Unsere Nationalflagge, von sich aus wertfrei, bedeutet je nach Kontext unterschiedliche Dinge. Das birgt die Gefahr von Vereinnahmung, von Provokation, vor allem aber: von Missverständnissen.

imageIch habe immer ein ungutes Gefühl, wenn ich im privaten Kontext unsere Fahne sehe – und das muss ich während der EM leider häufig. Vor dem Bellevue in Berlin steht eine solche Fahne und zeigt: Hier arbeitet der Bundespräsident, ein Vertreter dieses neuen, weltoffenen Deutschlands. Doch wofür stehten die Deutschlandfahnen an Autos, in Gärten, oder die, die heute in unserer Siedlung gehisst wurde?
Die Flagge könnte für die oben beschriebene Abgrenzung stehen, für den Stolz, den die Fahnenbesitzer ihrem Heimatland gegenüber empfinden. Das ist ein Stolz, der auch exklusivistisch gemeint oder zumindest verstanden werden kann, nach dem Motto: Menschen aus anderen Ländern haben ja eigene Fahnen.
In unserer Gegend sieht man aber nur deutsche Fahnen. Wir sind hier nicht in Kreuzberg, Hamburg-Altona oder Köln-Kalk.

DügIdA - Demonstration, Düsseldorf, Dezember 2014. Foto: Bündnis 90 / Die Grünen NRW; CC BY SA 2.0

DügIdA – Demonstration, Düsseldorf, Dezember 2014. Foto: Bündnis 90 / Die Grünen NRW; CC BY SA 2.0

Ich unterstreiche, dass ich keinem Fahnenfreund diese Motivation unterstelle, aber: Warum sonst eine Deutschlandflagge? Ich vermute, die meisten Flaggenverfechter werden antworten: „Wir wollen zeigen, dass wir Fans der deutschen Nationalmannschaft sind!“ Doch: Wem zum Teufel denn zeigen? Hier sind doch nahezu alle Fans der deutschen Spieler! Eine Fahne mit dem DFB-Logo wäre darüber hinaus weit weniger missverständlich. Die tragen die Nationalspieler schließlich auch auf dem Trikot – schwarzrotgold sieht man da nicht (mehr; außer man sieht die belgischen Kicker). Ein DFB-Emblem im Vorgarten würde zudem die deutschen Fußballhasser nicht vereinnahmen (wie es die deutsche Flagge tut, die ja alle Deutschen repräsentieren soll). BVB-Fans hängen sich ja auch nicht das Dortmunder Stadtwappen in den Garten.

Ich bleibe dabei: Die deutsche Fahne zu zeigen ist höchst missverständlich, gerade in diesen Zeiten. Momentan jubeln zigtausende Deutsche den besten Fußballspielern des neuen, weltoffenen Deutschlands zu. Das finde ich gut und das tue ich auch, zumindest, wenn sie ordentlich spielen.
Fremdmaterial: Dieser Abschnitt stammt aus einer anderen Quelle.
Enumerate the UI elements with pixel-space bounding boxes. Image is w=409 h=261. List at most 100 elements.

In diesen Tagen marschieren aber auch zigtausende Deutsche für geschlossene Grenzen, Einwanderungsstopps und Abschiebungen.
Beide Gruppen sollten die deutsche Fahne nicht für ihre Zwecke missbrauchen.

Ein Gruß – das muss!

Eine der ersten Lektionen, die ich nach meinem Umzug vor vier Jahren gelernt habe, war das Grüßen. Während man in Berlin die Leute grüßt, die man kennt, gehört im Auenland ein freundliches Nicken und ein kurzes „Moin“ zum guten Ton – auch bei Leuten, die man nicht kennt.
Wobei man viele Leute halt immer wieder sieht, auch wenn man sie nicht kennt.
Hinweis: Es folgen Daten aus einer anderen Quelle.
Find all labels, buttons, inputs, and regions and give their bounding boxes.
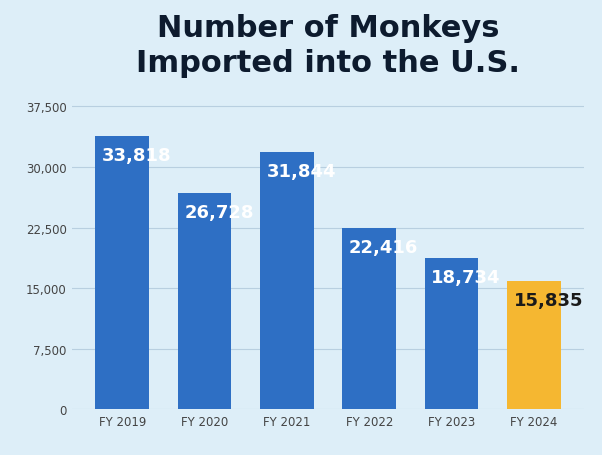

Beim Joggen gestern habe ich das beherzigt. Auch wenn ich tierisch am Keuchen war, habe ich jeden Radfahrer und jede Radfahrgruppe, die mir auf der Kanalpromenade entgegenkam, freundlich genickt und gegrüßt. Zurück gegrüßt hat nicht einmal jeder Dritte Radler. Warum nicht? War gestern joggingfreier Donnerstag? Gibt es einen speziellen Code zwischen Radfahrern und Läufern, den ich noch nicht kenne? Oder hat sich rumgesprochen, dass ich letzte Woche auf dem Weg zum Einkaufen vergessen habe einen Kindergartenpapi zu grüßen?

Lange Kilometer lang habe ich über Grund des Grüßboykotts nachgegrübelt. Bei einer jungen Radfahrergruppe, die gerade rund um eine Bank versammelt ein paar Bier trank, probierte ich einfach mal ein „Prost“. Und siehe da: Alle grüßten freundlich zurück!

Hätte ich an Christi Himmelfahrt bzw. am Vatertag auch früher drauf kommen können.